Whilst it is common understanding that employers may not discriminate against employees on the grounds of pregnancy when it comes to recruitment, dismissal or redundancy, the situation concerning day-to-day decision-making can appear somewhat ‘greyer’.

To demonstrate a tribunal’s view on this area, we can look to a recent case in the Employment Appeals Tribunal. In this case they upheld a tribunal ruling that a police force was guilty of discriminating against a female dog handler, on grounds of her pregnancy, because they had required her to return her police dog during maternity leave.

After the police officer in question notified her employer that she was expecting her second child they informed her that she should return her police dog, during her absence, so it could be re-deployed where it was needed.
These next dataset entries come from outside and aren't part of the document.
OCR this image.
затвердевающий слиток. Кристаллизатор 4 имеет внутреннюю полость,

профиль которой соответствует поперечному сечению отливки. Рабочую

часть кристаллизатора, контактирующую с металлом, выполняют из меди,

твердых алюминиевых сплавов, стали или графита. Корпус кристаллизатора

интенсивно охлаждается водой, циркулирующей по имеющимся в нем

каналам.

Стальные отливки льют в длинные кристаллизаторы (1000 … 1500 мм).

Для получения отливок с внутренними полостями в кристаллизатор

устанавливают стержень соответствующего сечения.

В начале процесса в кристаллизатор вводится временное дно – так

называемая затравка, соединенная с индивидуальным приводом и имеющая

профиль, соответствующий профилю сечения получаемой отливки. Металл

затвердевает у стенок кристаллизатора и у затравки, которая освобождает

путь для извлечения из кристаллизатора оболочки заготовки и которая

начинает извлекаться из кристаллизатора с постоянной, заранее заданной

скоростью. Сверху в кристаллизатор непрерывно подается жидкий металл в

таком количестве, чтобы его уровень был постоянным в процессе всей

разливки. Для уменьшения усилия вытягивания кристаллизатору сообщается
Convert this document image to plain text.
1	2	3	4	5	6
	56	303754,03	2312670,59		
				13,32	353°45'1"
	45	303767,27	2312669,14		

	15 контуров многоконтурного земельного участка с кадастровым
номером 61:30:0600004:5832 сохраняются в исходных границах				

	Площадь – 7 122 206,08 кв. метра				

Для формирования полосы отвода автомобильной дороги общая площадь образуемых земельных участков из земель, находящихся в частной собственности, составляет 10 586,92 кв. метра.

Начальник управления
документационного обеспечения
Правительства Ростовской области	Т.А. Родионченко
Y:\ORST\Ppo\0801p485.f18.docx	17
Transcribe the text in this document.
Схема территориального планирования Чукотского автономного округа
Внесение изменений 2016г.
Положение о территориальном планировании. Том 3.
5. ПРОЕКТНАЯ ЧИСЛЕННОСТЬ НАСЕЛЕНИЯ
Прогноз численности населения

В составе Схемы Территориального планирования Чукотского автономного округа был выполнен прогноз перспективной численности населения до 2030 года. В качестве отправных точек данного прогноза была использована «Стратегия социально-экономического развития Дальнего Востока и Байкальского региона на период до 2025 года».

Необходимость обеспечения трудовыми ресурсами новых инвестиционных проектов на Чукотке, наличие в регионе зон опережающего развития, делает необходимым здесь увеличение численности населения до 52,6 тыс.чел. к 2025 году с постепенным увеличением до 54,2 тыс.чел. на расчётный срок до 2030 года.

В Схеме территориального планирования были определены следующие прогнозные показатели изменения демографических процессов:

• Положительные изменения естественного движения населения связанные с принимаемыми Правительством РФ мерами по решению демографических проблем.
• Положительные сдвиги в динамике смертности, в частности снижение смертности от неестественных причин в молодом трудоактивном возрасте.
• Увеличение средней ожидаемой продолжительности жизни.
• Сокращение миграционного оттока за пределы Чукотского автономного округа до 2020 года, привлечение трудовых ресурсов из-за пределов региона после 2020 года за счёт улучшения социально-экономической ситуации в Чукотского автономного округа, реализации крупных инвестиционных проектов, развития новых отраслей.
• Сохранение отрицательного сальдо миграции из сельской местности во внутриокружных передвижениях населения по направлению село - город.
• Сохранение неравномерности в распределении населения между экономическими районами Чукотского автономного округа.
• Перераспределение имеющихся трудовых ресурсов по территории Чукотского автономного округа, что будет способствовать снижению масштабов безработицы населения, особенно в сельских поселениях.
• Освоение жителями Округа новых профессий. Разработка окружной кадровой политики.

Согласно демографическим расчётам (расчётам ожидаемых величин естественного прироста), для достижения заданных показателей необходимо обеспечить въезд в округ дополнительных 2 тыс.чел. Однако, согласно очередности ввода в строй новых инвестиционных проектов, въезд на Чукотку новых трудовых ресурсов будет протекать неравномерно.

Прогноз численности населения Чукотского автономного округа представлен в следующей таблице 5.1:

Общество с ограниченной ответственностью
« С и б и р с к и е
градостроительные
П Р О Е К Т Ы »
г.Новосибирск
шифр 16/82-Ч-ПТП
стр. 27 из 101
The Claimant brought tribunal claims of, among other things, direct pregnancy and maternity discrimination and indirect sex discrimination.

The tribunal supported her claim of direct pregnancy and maternity discrimination, accepting the Claimant’s evidence that the dog’s reallocation could damage her career progression, as a dog handler, and deny her opportunities for overtime on her return from maternity leave.

While there is no denying that the Police’s need to keep the dog operational was a key factor in the decision made the fact that pregnancy was a significant and material influence on this decision meant that it was deemed discriminatory.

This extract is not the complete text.